Sunday, September 14, 2008

God's Timing

Nadeem has something to say: Okay, You have to realize Bangladesh is hostile territory for someone who was raised in Atlanta, Georgia. I am referring to Sherri, though I am not far off:-) Even Hasan (my adopted brother - Bhiaya for short) has been worried sick about Sherri. Add to the scariness of a third world country with an adoption dealing with Bangladesh Court, an unfriendly US Embassy, an orphan baby with no official home yet, and of course the battle within to run away and hide does not make this a vacation. Yes, there is also a lot of good. The love poured out by Hasan's family can only come from God. They have a very nice place and you would not even realize the chaos outside until you step outside. The pollution in this country is horrific along with the traffic and the crowds. Some very good home cooking though - always have to look at the good.

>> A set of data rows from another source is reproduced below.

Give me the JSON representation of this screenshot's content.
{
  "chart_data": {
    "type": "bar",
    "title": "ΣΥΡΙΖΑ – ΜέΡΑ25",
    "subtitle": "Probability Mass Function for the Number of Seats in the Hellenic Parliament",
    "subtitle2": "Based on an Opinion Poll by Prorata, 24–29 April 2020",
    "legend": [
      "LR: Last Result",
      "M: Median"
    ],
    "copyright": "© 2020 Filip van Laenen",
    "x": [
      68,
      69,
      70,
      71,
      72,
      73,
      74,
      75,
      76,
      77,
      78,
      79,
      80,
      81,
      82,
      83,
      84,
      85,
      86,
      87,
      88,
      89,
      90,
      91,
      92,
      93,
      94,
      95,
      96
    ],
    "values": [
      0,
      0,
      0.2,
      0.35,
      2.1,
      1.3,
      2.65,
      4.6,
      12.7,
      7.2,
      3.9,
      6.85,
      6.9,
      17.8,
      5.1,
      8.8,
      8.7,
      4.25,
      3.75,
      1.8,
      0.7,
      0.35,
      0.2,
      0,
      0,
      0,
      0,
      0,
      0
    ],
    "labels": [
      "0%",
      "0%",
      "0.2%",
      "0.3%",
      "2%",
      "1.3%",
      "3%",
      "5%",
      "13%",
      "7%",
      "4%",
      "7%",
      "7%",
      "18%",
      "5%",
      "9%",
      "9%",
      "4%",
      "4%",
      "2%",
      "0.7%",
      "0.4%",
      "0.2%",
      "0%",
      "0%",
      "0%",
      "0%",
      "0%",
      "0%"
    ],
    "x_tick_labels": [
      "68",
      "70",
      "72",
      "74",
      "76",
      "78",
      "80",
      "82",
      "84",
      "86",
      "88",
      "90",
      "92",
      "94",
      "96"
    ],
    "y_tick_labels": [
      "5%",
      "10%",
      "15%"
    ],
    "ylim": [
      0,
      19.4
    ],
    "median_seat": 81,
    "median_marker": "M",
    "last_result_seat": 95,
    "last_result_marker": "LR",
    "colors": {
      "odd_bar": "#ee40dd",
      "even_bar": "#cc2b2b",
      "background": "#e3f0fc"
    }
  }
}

There is a lot of uncertainty about this adoption and honestly we don't have a clue what is going to happen next. We thought we would be picking up Kalina tomorrow, but we are still waiting on the paper work to come through. This part I am not too worried about; it is more with the US Embassy. We are supposed to leave on the 28th with Kalina, but nothing has been confirmed or even started. Of course, all this starts building up a lot of fear and tension that something is going to go wrong.

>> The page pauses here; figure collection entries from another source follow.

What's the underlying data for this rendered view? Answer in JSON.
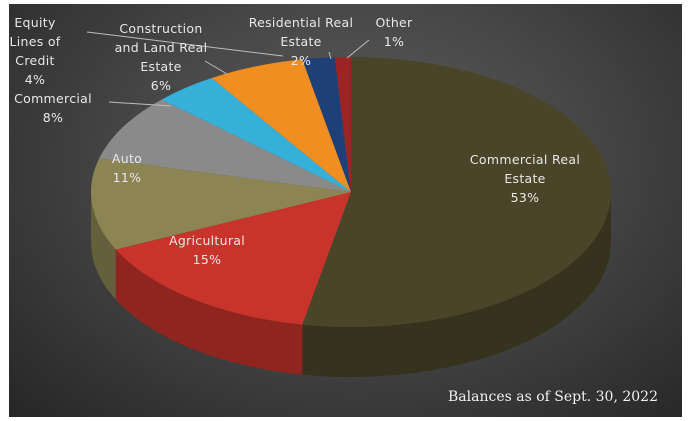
{
  "chart_data": {
    "type": "pie",
    "style": "3d",
    "title": "",
    "footnote": "Balances as of Sept. 30, 2022",
    "slices": [
      {
        "name": "Commercial Real Estate",
        "value": 53,
        "label_lines": [
          "Commercial Real",
          "Estate",
          "53%"
        ],
        "color": "#4a4528"
      },
      {
        "name": "Agricultural",
        "value": 15,
        "label_lines": [
          "Agricultural",
          "15%"
        ],
        "color": "#c8332c"
      },
      {
        "name": "Auto",
        "value": 11,
        "label_lines": [
          "Auto",
          "11%"
        ],
        "color": "#8c8452"
      },
      {
        "name": "Commercial",
        "value": 8,
        "label_lines": [
          "Commercial",
          "8%"
        ],
        "color": "#8a8a8a"
      },
      {
        "name": "Equity Lines of Credit",
        "value": 4,
        "label_lines": [
          "Equity",
          "Lines of",
          "Credit",
          "4%"
        ],
        "color": "#36b0d8"
      },
      {
        "name": "Construction and Land Real Estate",
        "value": 6,
        "label_lines": [
          "Construction",
          "and Land Real",
          "Estate",
          "6%"
        ],
        "color": "#f08e22"
      },
      {
        "name": "Residential Real Estate",
        "value": 2,
        "label_lines": [
          "Residential Real",
          "Estate",
          "2%"
        ],
        "color": "#1f3f78"
      },
      {
        "name": "Other",
        "value": 1,
        "label_lines": [
          "Other",
          "1%"
        ],
        "color": "#9c2424"
      }
    ],
    "legend": "none",
    "data_labels": "outside-with-leaders"
  }
}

I have not been able to sleep at night. Usually, I get out of bed, go into the bathroom, sit on the nice tile floor and start with my quiet time until the sun comes up. Last night God gave me a message from John 7:6 "Then Jesus said to them, 'My time has not yet come, but your time is always ready.'" Of course, I knew what this meant for me right away. We have been on a mission to get Kalina adopted and then obtain a visa to come to the States on our time and not God's time. Just then at 4am in the morning sitting on the bathroom floor I noticed the drip, drip of the toilet bowl - funny I didn't notice this the last several nights on the floor. After 30 minutes of this drip, drip I started going crazy. Surely, God does not want me so distracted while I try to be with Him? "God in Heaven, I don't know if I have enough faith to move a mountain, but I think I have enough where you could stop this drip for me so I can focus on you." Okay, so, nothing happened; in fact, I think it started getting worse. I tried to look at the toilet bowl, but heck, what do I know about plumbing? So, I laid my hands on the toilet and prayed over it. Nothing!!! "Okay God, I still love you and believe in you even though you did not help me with this little drip problem." I start reading in John again and five minutes later the drip, drip stopped. God's timing! Of course, every five minutes later I am looking for the drip to come back. Thirty minutes later still no drip. One hour later I can start to hear a drip coming back. Matthew 14:30-31 I guess I am worse than Peter. At least he got scared when the wind got stirred up. I am waiting on the wind looking to drown. "Lord, save me!" God only gives you the plan one day at a time. You just have to be patient. You might find yourself in the darkness, but the light of Christ is just around the corner, all you have to do is hold on.

1 comment:

Kim Overcash said...

We believe God is working all of this out for HIS glory. We also believe that He will give you Kalina and open all the doors needed in order to complete the adoption process. Standing together with you guys in prayer and love. May God bless you all this morning!